Individual development includes training for flexibility, adaptability, effective communication, ethics, entrepreneurship, teamwork, and internal politics and social idiosyncrasies,
Team development includes training for group communication, decision making, motivation, group participation, group conflict, group trust, interpersonal behaviors, leadership, and task orientation. Cross-functional teams that meet face to face are found to be more highly successful and should be considered an organizational norm.
Executive development should begin with contractual agreements that reward individual, team, organizational success. Training should include how to achieve work-life balance, build emotional intelligence, develop trust, control conflict, choose clarity, prize accountability, and seek always for results. It should also include resiliency and how to prepare for and respond to individual, team, or organizational crises and how to successfully utilize corporate intelligence in building corporate strategy. It is critical that executives be promoted at least in part based on their demeanor and their willingness to receive and respond to coaching.
The ITE Model
The following model is presented as the result of research into organizational human capital development. It is called the ITE model because it incorporates Individual, Team, and Executive development. The first two elements are represented by the x and y axes. Along the x axis is individual employee development; the y axis is team development.

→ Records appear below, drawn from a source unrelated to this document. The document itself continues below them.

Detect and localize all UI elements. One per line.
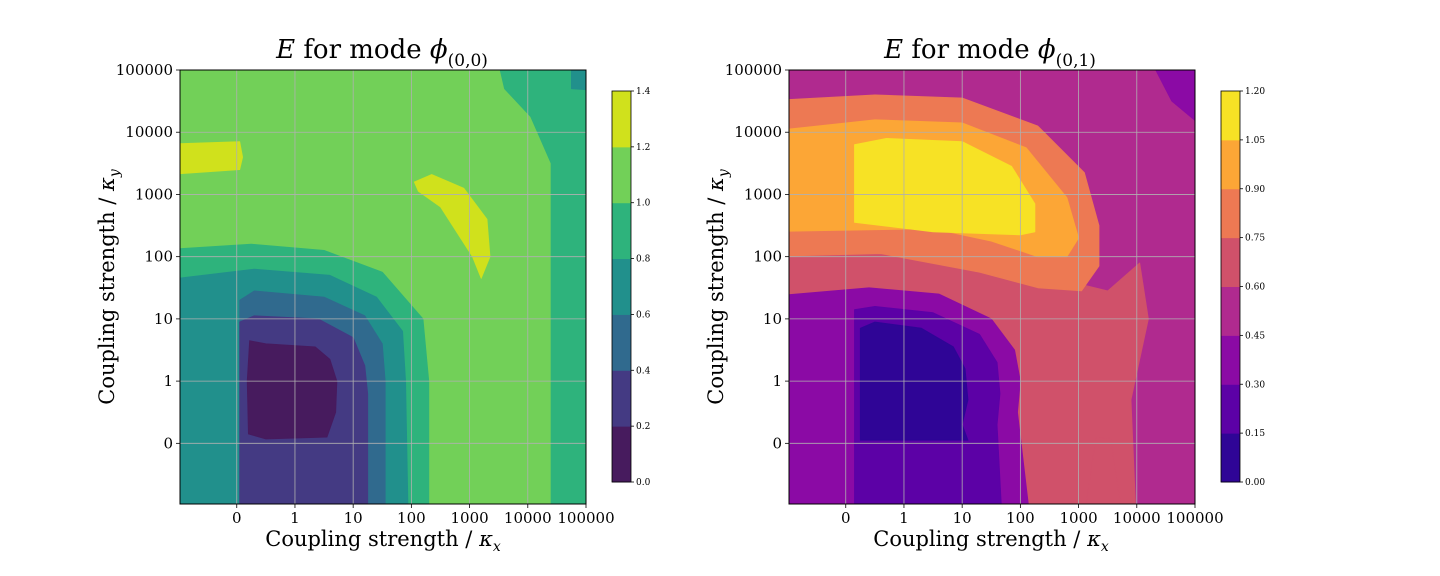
left-contour-regions — [180, 70, 586, 504]
left-chart: E for mode ϕ(0,0) 0 1 10 100 1000 10000 100000… — [95, 35, 651, 555]
left-colorbar-band-0 — [612, 426, 631, 483]
right-chart: E for mode ϕ(0,1) 0 1 10 100 1000 10000 100000… — [704, 35, 1265, 555]
right-y-axis-label: Coupling strength / κy — [704, 168, 732, 405]
right-x-tick-label-0: 0 — [841, 509, 851, 527]
right-colorbar-tick-label-7: 1.05 — [1245, 136, 1265, 146]
left-colorbar-tick-label-3: 0.6 — [636, 310, 651, 320]
left-colorbar-band-1 — [612, 370, 631, 427]
left-contour-region-1 — [499, 70, 586, 504]
right-plot-frame — [788, 69, 1196, 505]
left-y-tick-label-2: 10 — [154, 310, 173, 328]
left-x-axis-label: Coupling strength / κx — [265, 527, 501, 555]
right-colorbar-band-0 — [1221, 433, 1240, 483]
right-colorbar-tick-label-2: 0.30 — [1245, 380, 1265, 390]
right-x-tick-label-6: 100000 — [1166, 509, 1223, 527]
left-colorbar-tick-label-6: 1.2 — [636, 143, 650, 153]
left-contour-region-9 — [413, 174, 491, 279]
right-x-ticks: 0 1 10 100 1000 10000 100000 — [841, 504, 1224, 527]
left-plot-frame — [179, 69, 587, 505]
right-contour-region-4 — [854, 137, 1036, 236]
right-colorbar-tick-label-5: 0.75 — [1245, 234, 1265, 244]
left-x-tick-label-3: 100 — [397, 509, 426, 527]
left-colorbar-tick-label-7: 1.4 — [636, 87, 651, 97]
right-x-axis-label: Coupling strength / κx — [873, 527, 1109, 555]
right-x-tick-label-4: 1000 — [1059, 509, 1097, 527]
right-contour-region-7 — [1155, 70, 1195, 122]
right-x-tick-label-1: 1 — [899, 509, 909, 527]
left-y-tick-label-3: 100 — [144, 248, 173, 266]
right-colorbar-tick-label-0: 0.00 — [1245, 478, 1265, 488]
left-colorbar-band-6 — [612, 91, 631, 148]
left-y-tick-label-0: 0 — [163, 434, 173, 452]
left-colorbar-tick-label-2: 0.4 — [636, 366, 651, 376]
right-x-tick-label-5: 10000 — [1113, 509, 1161, 527]
right-x-tick-label-2: 10 — [953, 509, 972, 527]
right-colorbar-tick-label-1: 0.15 — [1245, 429, 1265, 439]
right-colorbar-tick-label-6: 0.90 — [1245, 185, 1265, 195]
left-y-axis-label: Coupling strength / κy — [95, 168, 123, 405]
left-colorbar-band-5 — [612, 146, 631, 204]
right-y-tick-label-1: 1 — [772, 372, 782, 390]
left-colorbar-band-3 — [612, 258, 631, 315]
left-x-tick-label-4: 1000 — [450, 509, 488, 527]
right-y-ticks: 0 1 10 100 1000 10000 100000 — [725, 61, 789, 452]
right-y-tick-label-2: 10 — [763, 310, 782, 328]
left-x-tick-label-5: 10000 — [504, 509, 552, 527]
left-contour-region-8 — [246, 340, 338, 440]
right-y-tick-label-6: 100000 — [725, 61, 782, 79]
left-x-ticks: 0 1 10 100 1000 10000 100000 — [232, 504, 615, 527]
right-contour-region-5 — [1085, 436, 1121, 504]
left-x-tick-label-6: 100000 — [557, 509, 614, 527]
left-y-ticks: 0 1 10 100 1000 10000 100000 — [116, 61, 180, 452]
left-colorbar-tick-label-1: 0.2 — [636, 422, 650, 432]
right-chart-title: E for mode ϕ(0,1) — [883, 35, 1096, 71]
left-x-tick-label-1: 1 — [290, 509, 300, 527]
left-y-tick-label-6: 100000 — [116, 61, 173, 79]
right-colorbar-tick-label-3: 0.45 — [1245, 331, 1265, 341]
right-y-tick-label-3: 100 — [753, 248, 782, 266]
right-colorbar-tick-label-8: 1.20 — [1245, 87, 1265, 97]
left-grid — [180, 69, 587, 504]
left-contour-region-10 — [180, 141, 244, 175]
right-colorbar-band-6 — [1221, 139, 1240, 190]
right-y-tick-label-5: 10000 — [734, 123, 782, 141]
left-y-tick-label-5: 10000 — [125, 123, 173, 141]
left-colorbar-frame — [611, 90, 632, 483]
left-colorbar-band-4 — [612, 202, 631, 260]
left-chart-title: E for mode ϕ(0,0) — [275, 35, 488, 71]
right-colorbar-band-5 — [1221, 188, 1240, 239]
right-y-tick-label-0: 0 — [772, 434, 782, 452]
left-colorbar-tick-label-0: 0.0 — [636, 478, 651, 488]
left-colorbar-tick-label-4: 0.8 — [636, 255, 651, 265]
right-colorbar-band-7 — [1221, 91, 1240, 141]
right-x-tick-label-3: 100 — [1006, 509, 1035, 527]
left-y-tick-label-4: 1000 — [135, 185, 173, 203]
right-colorbar-tick-label-4: 0.60 — [1245, 283, 1265, 293]
right-colorbar-band-4 — [1221, 237, 1240, 287]
right-colorbar-band-1 — [1221, 384, 1240, 434]
left-colorbar-band-2 — [612, 314, 631, 371]
left-colorbar-tick-label-5: 1.0 — [636, 199, 651, 209]
right-y-tick-label-4: 1000 — [744, 185, 782, 203]
right-contour-regions — [789, 70, 1195, 504]
right-colorbar-band-3 — [1221, 286, 1240, 336]
left-contour-region-2 — [571, 70, 586, 91]
left-x-tick-label-0: 0 — [232, 509, 242, 527]
left-x-tick-label-2: 10 — [344, 509, 363, 527]
right-colorbar: 0.00 0.15 0.30 0.45 0.60 0.75 0.90 1.05 1.20 — [1220, 87, 1265, 488]
right-colorbar-band-2 — [1221, 335, 1240, 385]
left-colorbar: 0.0 0.2 0.4 0.6 0.8 1.0 1.2 1.4 — [611, 87, 651, 488]
left-y-tick-label-1: 1 — [163, 372, 173, 390]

When both individual and team development are high, the organization benefits from a group of employees who are considered achievers. Individually and collectively, they are motivated and have the skills necessary to achieve organizational objectives.
When individual development is high but team development is low, the organization enjoys the benefits of a few stars—or “lone rangers.” These are employees who strive to achieve, yet without a team to rely on or to build, they are left to achieve on their own.
When team development is high and individual development is low, the result is that some employees may hide—they may be able to avoid accountability and “sleep” while others are working hard for organization.
When both team development and individual development are low, the result is that the organization is full of maintainers: employees willing to do nothing more than the minimum required in order to keep their jobs.